Jacob’s hands are on his hips. He doesn’t look away from the water seeping closer to his feet.

“Were you watching me in his hospital room earlier today? Were you testing me?”

His eyebrows furrow. He shakes his head. “What are you talking about?”

They stare at each other. Daring each other. What are each of them willing to live with?

He looks away first.

She knows the conversation is done, because the alternative, the truth about what she’s done, and what he really thinks of her, is too painful for them both.

“I’m going to run you a bath,” he says.

She waits until he’s at the top of the stairs before she lies across the bottom step.

She can get them out of this house, off this street, out of this city, and they can all start again. She’ll take a leave from the company, step aside for a while. She’ll find a way to live with herself after what she’s done to them all. For what she’s nearly destroyed.

But Jacob is right. She does need a plan. Because if Xavier wakes up, he might remember what happened Wednesday night. And she cannot lose them. She cannot let this life explode.

She sobs into her hands. She shouldn’t have left Xavier. She should have fought to stay by his side. What if, at this very moment, he can sense she’s gone? What if he finally opens his eyes and he’s alone? She needs him to see her there. She imagines the ring of strange faces hanging over him, his small hands ripping the catheter from his penis, yanking at the tape on his skin and the intravenous in his arm. Nurses running to restrain him. It’s visceral, the commotion of the room thumping in her now.

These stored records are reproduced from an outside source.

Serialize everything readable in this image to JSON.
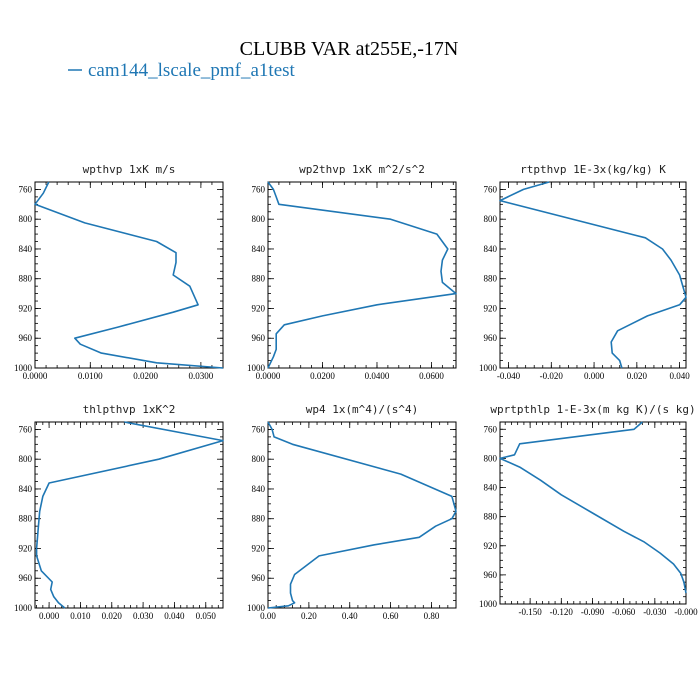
{
  "figure": {
    "title": "CLUBB VAR at255E,-17N",
    "legend": {
      "label": "cam144_lscale_pmf_a1test",
      "color": "#1f77b4"
    }
  },
  "chart_data": [
    {
      "type": "line",
      "title": "wpthvp  1xK m/s",
      "y_ticks": [
        "760",
        "800",
        "840",
        "880",
        "920",
        "960",
        "1000"
      ],
      "x_ticks": [
        "0.0000",
        "0.0100",
        "0.0200",
        "0.0300"
      ],
      "xlim": [
        0.0,
        0.034
      ],
      "ylim": [
        750,
        1000
      ],
      "series": [
        {
          "x": [
            0.0025,
            0.0015,
            0.0,
            0.009,
            0.022,
            0.0255,
            0.0255,
            0.025,
            0.028,
            0.0295,
            0.025,
            0.015,
            0.0072,
            0.0082,
            0.012,
            0.022,
            0.034
          ],
          "y": [
            750,
            765,
            780,
            805,
            830,
            845,
            858,
            875,
            890,
            915,
            925,
            945,
            960,
            968,
            980,
            993,
            1000
          ]
        }
      ]
    },
    {
      "type": "line",
      "title": "wp2thvp  1xK m^2/s^2",
      "y_ticks": [
        "760",
        "800",
        "840",
        "880",
        "920",
        "960",
        "1000"
      ],
      "x_ticks": [
        "0.0000",
        "0.0200",
        "0.0400",
        "0.0600"
      ],
      "xlim": [
        0.0,
        0.069
      ],
      "ylim": [
        750,
        1000
      ],
      "series": [
        {
          "x": [
            0.0,
            0.002,
            0.003,
            0.004,
            0.045,
            0.062,
            0.066,
            0.064,
            0.0635,
            0.064,
            0.069,
            0.04,
            0.02,
            0.006,
            0.003,
            0.003,
            0.003,
            0.002,
            0.0
          ],
          "y": [
            750,
            760,
            770,
            780,
            800,
            820,
            840,
            855,
            870,
            885,
            900,
            915,
            930,
            942,
            954,
            965,
            975,
            985,
            1000
          ]
        }
      ]
    },
    {
      "type": "line",
      "title": "rtpthvp  1E-3x(kg/kg) K",
      "y_ticks": [
        "760",
        "800",
        "840",
        "880",
        "920",
        "960",
        "1000"
      ],
      "x_ticks": [
        "-0.040",
        "-0.020",
        "0.000",
        "0.020",
        "0.040"
      ],
      "xlim": [
        -0.044,
        0.043
      ],
      "ylim": [
        750,
        1000
      ],
      "series": [
        {
          "x": [
            -0.021,
            -0.033,
            -0.044,
            0.024,
            0.032,
            0.036,
            0.04,
            0.043,
            0.04,
            0.025,
            0.011,
            0.008,
            0.0085,
            0.012,
            0.013
          ],
          "y": [
            750,
            760,
            775,
            825,
            840,
            855,
            875,
            905,
            915,
            930,
            950,
            965,
            980,
            990,
            1000
          ]
        }
      ]
    },
    {
      "type": "line",
      "title": "thlpthvp  1xK^2",
      "y_ticks": [
        "760",
        "800",
        "840",
        "880",
        "920",
        "960",
        "1000"
      ],
      "x_ticks": [
        "0.000",
        "0.010",
        "0.020",
        "0.030",
        "0.040",
        "0.050"
      ],
      "xlim": [
        -0.0045,
        0.0555
      ],
      "ylim": [
        750,
        1000
      ],
      "series": [
        {
          "x": [
            0.024,
            0.0555,
            0.035,
            0.0,
            -0.002,
            -0.003,
            -0.0035,
            -0.004,
            -0.004,
            -0.0025,
            0.001,
            0.0005,
            0.0015,
            0.003,
            0.005
          ],
          "y": [
            750,
            775,
            800,
            832,
            850,
            870,
            895,
            920,
            930,
            950,
            965,
            975,
            985,
            993,
            1000
          ]
        }
      ]
    },
    {
      "type": "line",
      "title": "wp4  1x(m^4)/(s^4)",
      "y_ticks": [
        "760",
        "800",
        "840",
        "880",
        "920",
        "960",
        "1000"
      ],
      "x_ticks": [
        "0.00",
        "0.20",
        "0.40",
        "0.60",
        "0.80"
      ],
      "xlim": [
        0.0,
        0.92
      ],
      "ylim": [
        750,
        1000
      ],
      "series": [
        {
          "x": [
            0.0,
            0.02,
            0.03,
            0.12,
            0.65,
            0.9,
            0.92,
            0.9,
            0.82,
            0.74,
            0.52,
            0.25,
            0.13,
            0.11,
            0.11,
            0.12,
            0.13,
            0.1,
            0.0
          ],
          "y": [
            750,
            760,
            770,
            780,
            820,
            850,
            870,
            880,
            890,
            905,
            915,
            930,
            955,
            968,
            980,
            990,
            993,
            997,
            1000
          ]
        }
      ]
    },
    {
      "type": "line",
      "title": "wprtpthlp  1-E-3x(m kg K)/(s kg)",
      "y_ticks": [
        "760",
        "800",
        "840",
        "880",
        "920",
        "960",
        "1000"
      ],
      "x_ticks": [
        "-0.150",
        "-0.120",
        "-0.090",
        "-0.060",
        "-0.030",
        "-0.000"
      ],
      "xlim": [
        -0.179,
        0.0
      ],
      "ylim": [
        750,
        1000
      ],
      "series": [
        {
          "x": [
            -0.042,
            -0.05,
            -0.16,
            -0.165,
            -0.179,
            -0.16,
            -0.14,
            -0.12,
            -0.09,
            -0.06,
            -0.04,
            -0.025,
            -0.012,
            -0.005,
            -0.002,
            0.0
          ],
          "y": [
            750,
            760,
            780,
            795,
            800,
            812,
            830,
            850,
            875,
            900,
            915,
            930,
            945,
            958,
            970,
            985
          ]
        }
      ]
    }
  ]
}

She hears Jacob turn off the faucet upstairs, and she wipes her nose on her sleeve. She’ll have the bath quickly and change her clothes. And then she’ll get back to Xavier. There is a tickle of nausea in her that comes from nowhere, and she thinks of how empty her stomach has been, of how she’d needed to feel deprived as she sat by his side. But the nausea rises again and it’s stronger this time.

It reminds her of something: her pregnancies. She lifts her thumb up under her shirt to touch her left nipple beside her racing heart, and it’s only then that she feels the unmistakable sensitivity. Time does not register for her anymore, and so there is no use in counting through the weeks, the months, that have passed since she has bled. The times she has let each of them come inside her. She knows. And the knowing stuns her.

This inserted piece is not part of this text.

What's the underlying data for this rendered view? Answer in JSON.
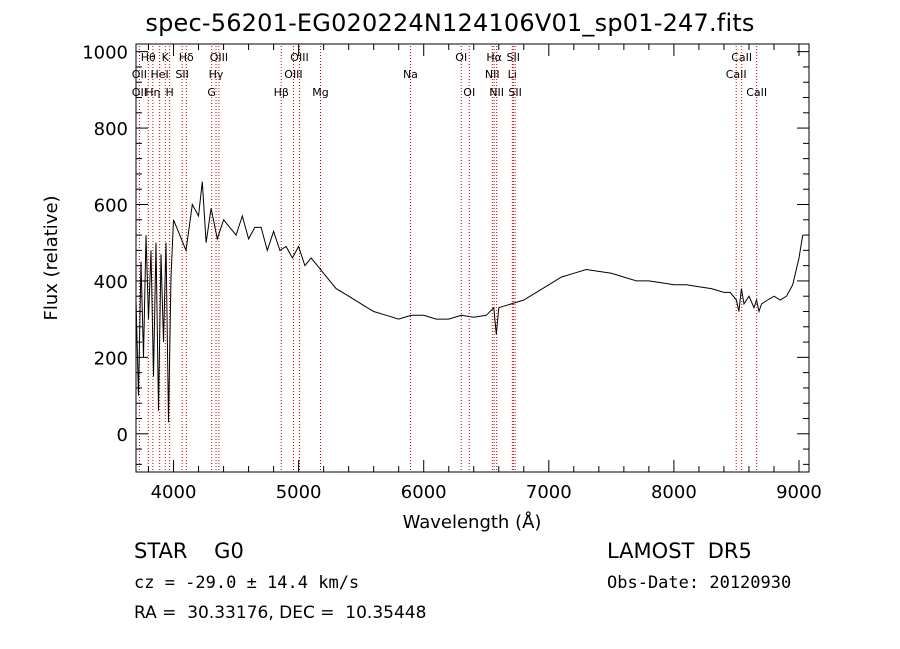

She realizes then that Jacob’s phone is vibrating on the kitchen counter while she is trying to process what she has let happen. The buzz stops. The hospital, it could have been the hospital. They said they’d call if anything was urgent. And then their home phone rings from the kitchen, and the noise confuses her, it is nearly unrecognizable. Nobody ever calls them at home. Her legs barely carry her to the handset, but she gets there, and she answers.

It is Dr. Menlo.

She hears Jacob running down the stairs. She turns her back to him, she hurries through the kitchen to the backyard, clutching the receiver so he can’t take it away from her, so she can be the one to hear the words.

“Is he gone? He can’t be gone, I need him! Tell me now!”

Jacob is telling her to stop. He is shushing her. He is wrestling the phone from her hand, but she shoves him away as hard as she can, she presses it to her ear.

She falls to the grass.

Xavier is awake. And he is crying for his mother.